Efficientamento produttivo lo chiamano alla Pfizer. Un piano da 27 milioni di euro in tre anni per dotare lo stabilimento di Catania di nuovi macchinari automatizzati, innovazione tecnologica e meccanica. Intanto, però il colosso americano licenzia. Per 130 lavoratori l’azienda farmaceutica ha comunicato la procedura di licenziamento collettivo, ad altre 80 persone invece non saranno rinnovati i contratti in somministrazione. A essere colpiti saranno i più giovani, le ultime assunzioni risalgono ad appena due anni fa.

Un duro colpo per la fabbrica farmaceutica alle pendici dell’Etna che nel pieno della pandemia sognava il rilancio con la creazione di un centro per la produzione dei vaccini anti-Covid. E invece i sindacati si ritrovano a dovere trattare con gli americani per scongiurare la perdita di posti di lavoro. Il sospetto è che dietro a questa mossa si possano celare altri piani, come la vendita dell’impianto, dove al momento lavorano 700 persone.

Il paradosso è che tutto questo avviene in una fase di boom per Pfizer, col titolo cresciuto di quasi l’80% nell’ultimo biennio. L’azienda nega di volere dismettere lo stabilimento. E assicura che Catania «continuerà a essere parte integrante della rete globale di produzione e fornitura Pfizer» e che in previsione degli investimenti ha identificato «alcuni adeguamenti necessari, dovuti anche al calo della domanda dei volumi produttivi di un antibiotico iniettabile, che porteranno a una riduzione dell’organico».

Questo nonostante per la multinazionale il sito di Catania «svolge un ruolo fondamentale per Pfizer, inclusa la risposta alla pandemia, la produzione di importanti medicinali iniettabili sterili e antibiotici per i pazienti di tutto il mondo». «Al fine di supportare tutte le persone coinvolte in questo processo l’azienda ha avviato un confronto con i sindacati ed è impegnata a identificare le misure più adeguate» perché «questi cambiamenti si rendono necessari per garantire il futuro dello stabilimento e in questa fase difficile, i colleghi sono la nostra priorità: stiamo lavorando insieme con le organizzazioni sindacali, per valutare tutte le opzioni possibili e abbiamo identificato e offerto alcune opportunità, che si potranno concretizzare nel trasferimento all’interno della nostra stessa rete di produzione in Italia, oltre che supportare economicamente l’uscita e facilitare il ricollocamento».

Un film già visto sotto “a muntagna”. «Purtroppo negli anni la Pfizer qui a Catania da colosso s’è ridotta a un semplice stabilimento che produce due antibiotici ‘vecchi’ – spiega Giuseppe D’Aquila della segreteria regionale della Cgil con delega all’industria – Prima è stato chiuso il centro di ricerca poi lo spin off della divisione animal health.

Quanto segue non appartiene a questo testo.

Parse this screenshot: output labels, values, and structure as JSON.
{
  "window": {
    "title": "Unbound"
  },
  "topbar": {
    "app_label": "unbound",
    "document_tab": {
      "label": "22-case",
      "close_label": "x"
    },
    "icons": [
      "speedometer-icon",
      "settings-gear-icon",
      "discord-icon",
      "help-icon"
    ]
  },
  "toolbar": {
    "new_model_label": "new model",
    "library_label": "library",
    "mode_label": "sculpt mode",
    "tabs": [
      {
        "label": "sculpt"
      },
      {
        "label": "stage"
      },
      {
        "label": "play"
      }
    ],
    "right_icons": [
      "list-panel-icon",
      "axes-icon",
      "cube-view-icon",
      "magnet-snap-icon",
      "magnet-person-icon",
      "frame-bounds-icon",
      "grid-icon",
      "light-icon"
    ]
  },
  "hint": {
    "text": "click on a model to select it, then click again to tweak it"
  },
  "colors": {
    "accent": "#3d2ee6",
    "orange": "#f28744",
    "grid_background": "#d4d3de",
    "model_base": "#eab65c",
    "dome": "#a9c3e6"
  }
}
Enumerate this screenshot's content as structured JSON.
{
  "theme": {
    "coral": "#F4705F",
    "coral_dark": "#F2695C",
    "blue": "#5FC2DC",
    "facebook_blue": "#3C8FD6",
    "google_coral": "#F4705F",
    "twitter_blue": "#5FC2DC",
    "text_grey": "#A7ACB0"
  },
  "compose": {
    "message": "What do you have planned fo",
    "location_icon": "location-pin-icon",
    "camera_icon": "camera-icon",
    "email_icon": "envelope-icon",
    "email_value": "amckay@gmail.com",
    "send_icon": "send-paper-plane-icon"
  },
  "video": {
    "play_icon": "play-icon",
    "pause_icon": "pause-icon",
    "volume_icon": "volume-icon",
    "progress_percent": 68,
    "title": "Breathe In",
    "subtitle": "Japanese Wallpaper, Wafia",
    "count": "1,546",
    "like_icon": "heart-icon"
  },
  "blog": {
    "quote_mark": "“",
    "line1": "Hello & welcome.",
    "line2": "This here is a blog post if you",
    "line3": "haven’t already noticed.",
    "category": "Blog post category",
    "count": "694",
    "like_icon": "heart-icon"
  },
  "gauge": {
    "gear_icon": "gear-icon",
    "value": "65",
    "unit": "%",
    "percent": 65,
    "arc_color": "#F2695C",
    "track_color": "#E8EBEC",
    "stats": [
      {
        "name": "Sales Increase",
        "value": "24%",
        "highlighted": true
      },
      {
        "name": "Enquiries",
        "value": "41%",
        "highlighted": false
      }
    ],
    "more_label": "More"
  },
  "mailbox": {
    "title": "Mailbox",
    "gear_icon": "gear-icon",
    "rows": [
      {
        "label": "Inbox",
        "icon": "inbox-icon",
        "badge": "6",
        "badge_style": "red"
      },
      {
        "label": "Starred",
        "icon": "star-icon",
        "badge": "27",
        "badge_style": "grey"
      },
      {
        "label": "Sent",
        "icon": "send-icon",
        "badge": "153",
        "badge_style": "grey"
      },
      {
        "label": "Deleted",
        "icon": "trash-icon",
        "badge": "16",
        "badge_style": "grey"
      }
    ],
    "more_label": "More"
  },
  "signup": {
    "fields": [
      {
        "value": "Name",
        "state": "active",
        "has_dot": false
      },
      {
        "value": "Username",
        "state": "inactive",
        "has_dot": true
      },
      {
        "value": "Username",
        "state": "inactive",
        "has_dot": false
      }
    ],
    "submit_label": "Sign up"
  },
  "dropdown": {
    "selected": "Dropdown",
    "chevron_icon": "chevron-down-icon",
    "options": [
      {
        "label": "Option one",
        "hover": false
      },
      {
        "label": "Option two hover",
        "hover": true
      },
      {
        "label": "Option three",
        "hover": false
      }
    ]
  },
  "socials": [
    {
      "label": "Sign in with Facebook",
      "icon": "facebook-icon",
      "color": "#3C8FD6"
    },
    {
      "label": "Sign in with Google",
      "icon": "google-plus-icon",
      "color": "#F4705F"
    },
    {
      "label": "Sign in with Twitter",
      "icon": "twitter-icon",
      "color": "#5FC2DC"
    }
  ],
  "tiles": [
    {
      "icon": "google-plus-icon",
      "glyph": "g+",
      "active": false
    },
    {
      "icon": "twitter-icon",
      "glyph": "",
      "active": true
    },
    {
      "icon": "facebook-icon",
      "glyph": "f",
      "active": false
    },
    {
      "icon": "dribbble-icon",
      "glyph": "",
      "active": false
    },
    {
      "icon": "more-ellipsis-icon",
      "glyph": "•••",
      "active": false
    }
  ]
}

La verità è che Pfizer ha un grosso debito col territorio».

Oggi ci sarà la riunione in Confindustria con i sindacati, scatterà la procedura per il licenziamento collettivo. Cgil Cisl e Uil hanno scritto al Mise per spostare la vertenza nella sede istituzionale con lo scopo di fare ritirare gli esuberi. Per il 4 marzo è già stato proclamato lo sciopero del personale. «Temiamo che con questa manovra Pfizer metta in pericolo l’intero polo farmaceutico di Catania – aggiunge il sindacalista della Cgil – Stiamo parlando di una multinazionale con un ruolo primario in un contesto planetario, per questo il sospetto è che in realtà gli americani vogliano cedere lo stabilimento, che invece dovrebbe essere potenziato per la sua posizione strategica nell’area del Mediterraneo».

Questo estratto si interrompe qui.